Amazon AutoScaling Configuration
Please consult the AWS documentation to create an AutoScaling Group. You will need to explicitly add a Lifecycle Hook for the "autoscaling:EC2_INSTANCE_TERMINATING" Lifecycle transition. The 'Heartbeat Timeout' should be set to something appropriate. The default 3600 seconds is fine for production but quite long when developing your deployment.

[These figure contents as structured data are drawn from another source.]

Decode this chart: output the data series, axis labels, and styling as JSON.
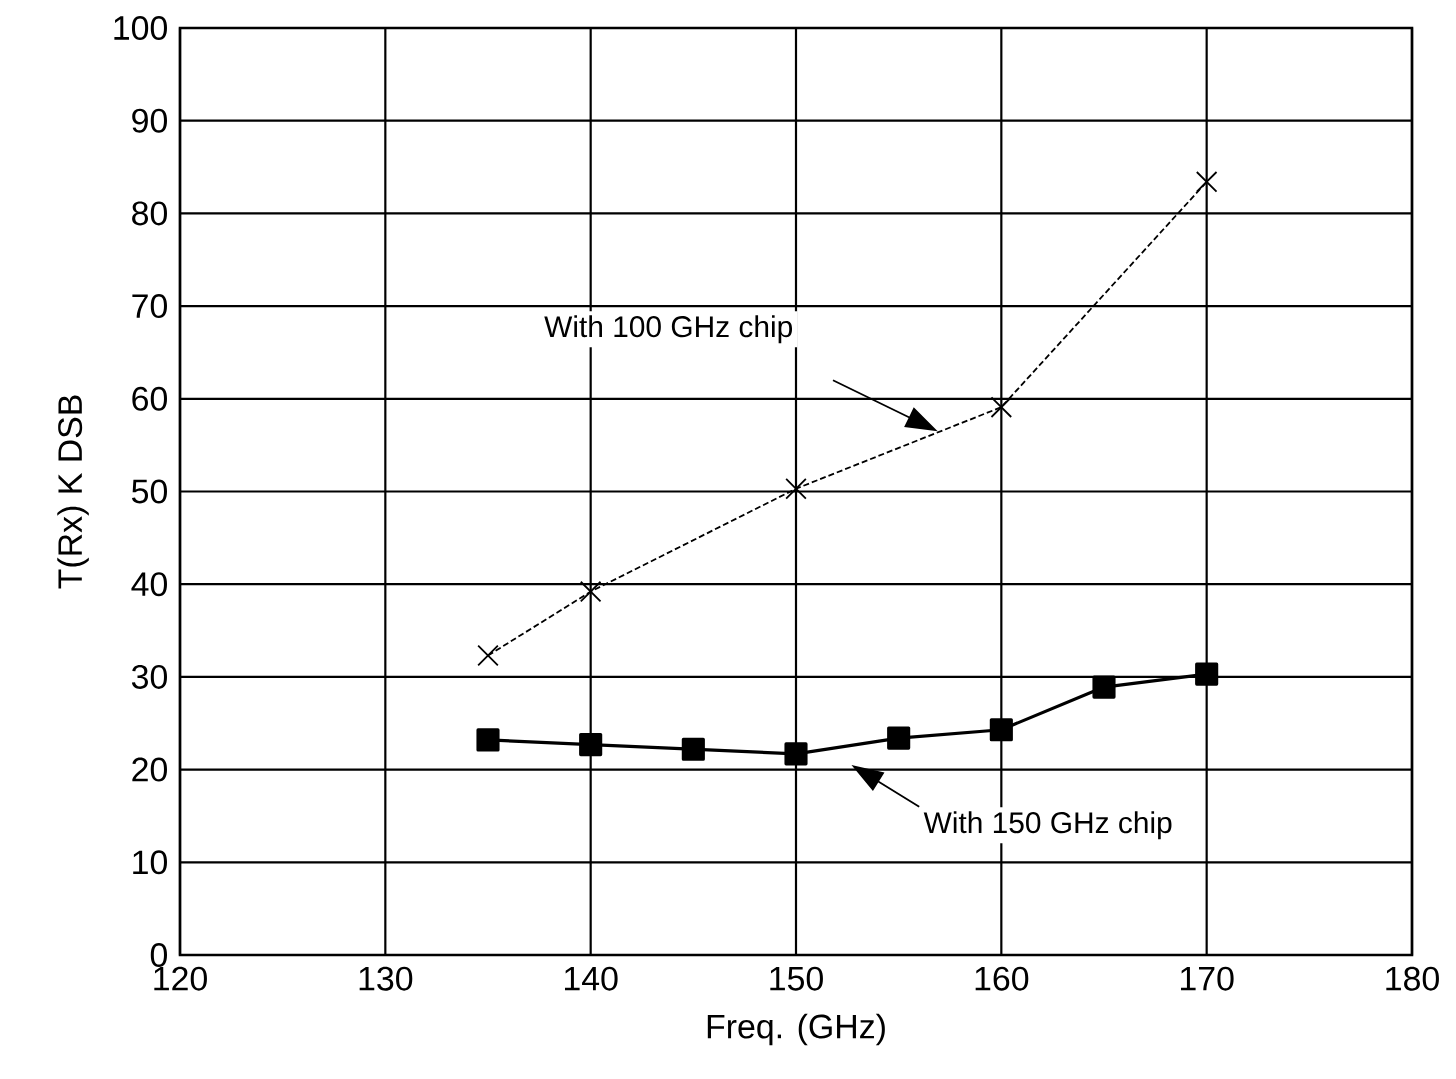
{
  "chart_data": {
    "type": "line",
    "xlabel": "Freq. (GHz)",
    "ylabel": "T(Rx)  K   DSB",
    "series": [
      {
        "x": [
          135,
          140,
          150,
          160,
          170
        ],
        "values": [
          32.3,
          39.2,
          50.3,
          59.1,
          83.4
        ],
        "color": "#000000",
        "marker": "cross",
        "line_style": "dashed"
      },
      {
        "x": [
          135,
          140,
          145,
          150,
          155,
          160,
          165,
          170
        ],
        "values": [
          23.2,
          22.7,
          22.2,
          21.7,
          23.4,
          24.3,
          28.9,
          30.3
        ],
        "color": "#000000",
        "marker": "square",
        "line_style": "solid"
      }
    ],
    "xlim": [
      120,
      180
    ],
    "xticks": [
      120,
      130,
      140,
      150,
      160,
      170,
      180
    ],
    "ylim": [
      0,
      100
    ],
    "yticks": [
      0,
      10,
      20,
      30,
      40,
      50,
      60,
      70,
      80,
      90,
      100
    ],
    "grid": true,
    "annotations": [
      "With  100 GHz  chip",
      "With  150 GHz chip"
    ]
  }
}
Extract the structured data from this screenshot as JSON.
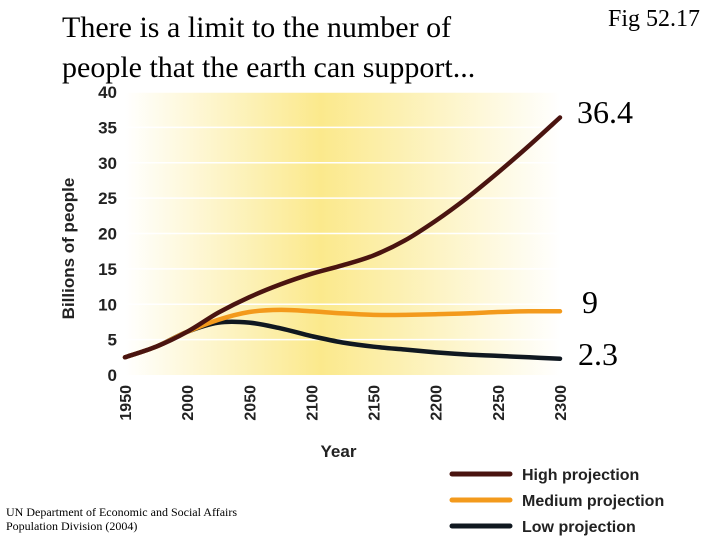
{
  "heading": {
    "line1": "There is a limit to the number of",
    "line2": "people that the earth can support..."
  },
  "figure_label": "Fig 52.17",
  "callouts": {
    "high": "36.4",
    "medium": "9",
    "low": "2.3"
  },
  "source": {
    "line1": "UN Department of Economic and Social Affairs",
    "line2": "Population Division (2004)"
  },
  "colors": {
    "high": "#4a1410",
    "medium": "#f39a1c",
    "low": "#101820",
    "background_left": "#ffffff",
    "background_center": "#fbe98c",
    "gridline": "#ffffff"
  },
  "chart_data": {
    "type": "line",
    "title": "",
    "xlabel": "Year",
    "ylabel": "Billions of people",
    "xlim": [
      1950,
      2300
    ],
    "ylim": [
      0,
      40
    ],
    "x_ticks": [
      "1950",
      "2000",
      "2050",
      "2100",
      "2150",
      "2200",
      "2250",
      "2300"
    ],
    "y_ticks": [
      "0",
      "5",
      "10",
      "15",
      "20",
      "25",
      "30",
      "35",
      "40"
    ],
    "legend_position": "bottom-right",
    "series": [
      {
        "name": "High projection",
        "color_key": "high",
        "x": [
          1950,
          1975,
          2000,
          2025,
          2050,
          2075,
          2100,
          2125,
          2150,
          2175,
          2200,
          2225,
          2250,
          2275,
          2300
        ],
        "y": [
          2.5,
          4.0,
          6.1,
          8.8,
          11.0,
          12.8,
          14.3,
          15.5,
          16.9,
          19.0,
          21.8,
          25.0,
          28.6,
          32.4,
          36.4
        ]
      },
      {
        "name": "Medium projection",
        "color_key": "medium",
        "x": [
          1950,
          1975,
          2000,
          2025,
          2050,
          2075,
          2100,
          2125,
          2150,
          2175,
          2200,
          2225,
          2250,
          2275,
          2300
        ],
        "y": [
          2.5,
          4.0,
          6.1,
          7.8,
          8.9,
          9.2,
          9.0,
          8.7,
          8.5,
          8.5,
          8.6,
          8.7,
          8.9,
          9.0,
          9.0
        ]
      },
      {
        "name": "Low projection",
        "color_key": "low",
        "x": [
          1950,
          1975,
          2000,
          2025,
          2050,
          2075,
          2100,
          2125,
          2150,
          2175,
          2200,
          2225,
          2250,
          2275,
          2300
        ],
        "y": [
          2.5,
          4.0,
          6.1,
          7.4,
          7.4,
          6.6,
          5.5,
          4.6,
          4.0,
          3.6,
          3.2,
          2.9,
          2.7,
          2.5,
          2.3
        ]
      }
    ]
  }
}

NOTE: the service will tell the AutoScaling Group to complete termination even if the timeout hasn't expired once there are no jobs running.
Opencast Service Configuration
The Opencast AWS Autoscaling Termination State Service configuration can be found in the file
org.opencastproject.terminationstate.aws.AutoScalingTerminationStateService.cfg
.
Key name | Value | Example |
---|---|---|
enable | true to enable the service, false (default) otherwise | true |
lifecycle.polling.enabled | true to poll the Lifecycle for the termination state | true |
lifecycle.polling.period | frequency which to poll the Lifecycle in seconds | 300 |
lifecycle.heartbeat.period | frequency which to check if if jobs are running and emit Lifecycle heartbeat | 300 |
access.id | AWS user's access ID | 20 alphanumeric characters |
access.secret | AWS user's secret key | 40 characters |
If access.id and access.secret are not explicitly provided, search for credentials will be performed in the order specified by the Default Credentials Provider Chain.
NOTE: both the lifecycle.polling.period and lifecycle.heartbeat.period should be less than the 'Heartbeat Timeout' of the Lifecycle Hook or else the instance could be terminated before the service can respond.